5. Suite à l’analyse du poste comptes clients de mes états financiers ma comptable a découvert
que j’y avais inclus un effet à recevoir au montant de 50 000 $ signé à un ami qui partait en
affaires. Je suis surpris de voir qu’elle a présenté ce montant séparément aux états
financiers, le total des montants à recevoir demeurant le même.
6. Au cours du mois de décembre 20-7 j’ai payé la facture d’assurance couvrant la période
d’un an du 1er janvier au 31 décembre 20-8. Je m’attendais à voir ce montant dans mes
dépenses de l’exercice terminé le 31 décembre 20-7, mais au contraire je le retrouve dans
l’actif. Je n’y comprends rien !
7. Dès le premier exercice financier de l’entreprise j’ai dû faire des choix quant à la mesure
de certains postes présentés aux états financiers. Entre autres, nous avons choisi la méthode
d’amortissement dégressif à taux constant pour la machinerie. Pour l’exercice qui vient de
se terminer j’ai appliqué la méthode de l’amortissement linéaire aux acquisitions de
machinerie de l’année. Ma comptable m’a demandé de faire les corrections nécessaires
pour que la charge ref lète bien l’amortissement selon le calcul de la méthode dégressive à
taux constant. Je n’ai pas très bien compris pourquoi !
8. Les affaires ayant été très bonnes au cours de 20-7 j’ai décidé de me payer une voiture sport
pour mon usage personnel. Pour le paiement du véhicule j’ai prélevé la somme nécessaire
dans l’encaisse de mon entreprise. Je suis le seul actionnaire de l’entreprise et donc tout ce
qui lui appartient m’appartient aussi.
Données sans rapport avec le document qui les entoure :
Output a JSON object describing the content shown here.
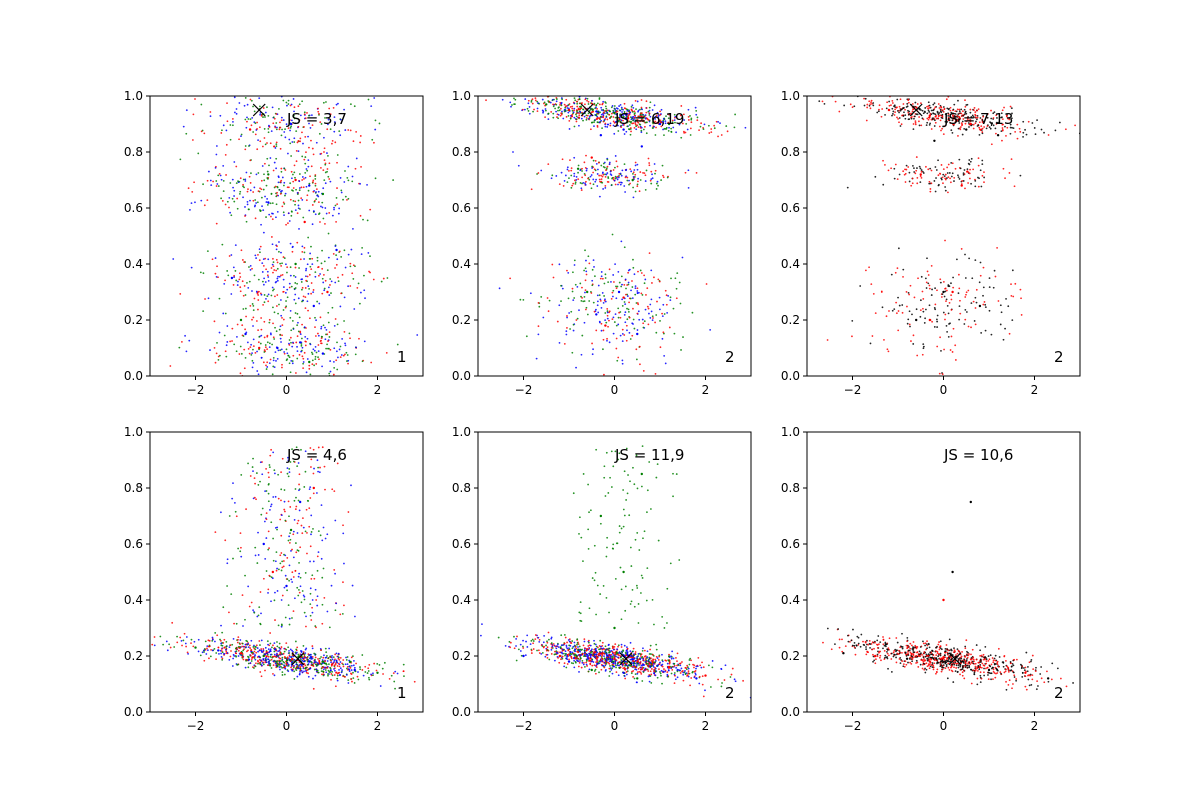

Je m’explique mal pourquoi cet actif n’apparaît pas
aux états financiers de mon entreprise.
9. Au cours des années j’ai réussi à bâtir une clientèle fidèle et stable, à m’entourer d’un
personnel compétent qui se traduit par une qualité de produit supérieure et une image de
marque dans mon secteur d’activité. Cependant auc une valeur n’est présentée au bilan de
mon entreprise pour refléter cette plus -value que les entreprises concurrentes ne possèdent
pas. Je trouve cela injuste face aux utilisateurs d’états financiers qui ne peuvent évaluer
mon entreprise à sa juste valeur.

Travail à faire
Donnez à Vincent Pagé les éclaircissements qui s’imposent en lui expliquant la ou les conventions
comptables (principes comptables généralement reconnus) en cause et leur application pour chacune des
situations décrites ci-dessus.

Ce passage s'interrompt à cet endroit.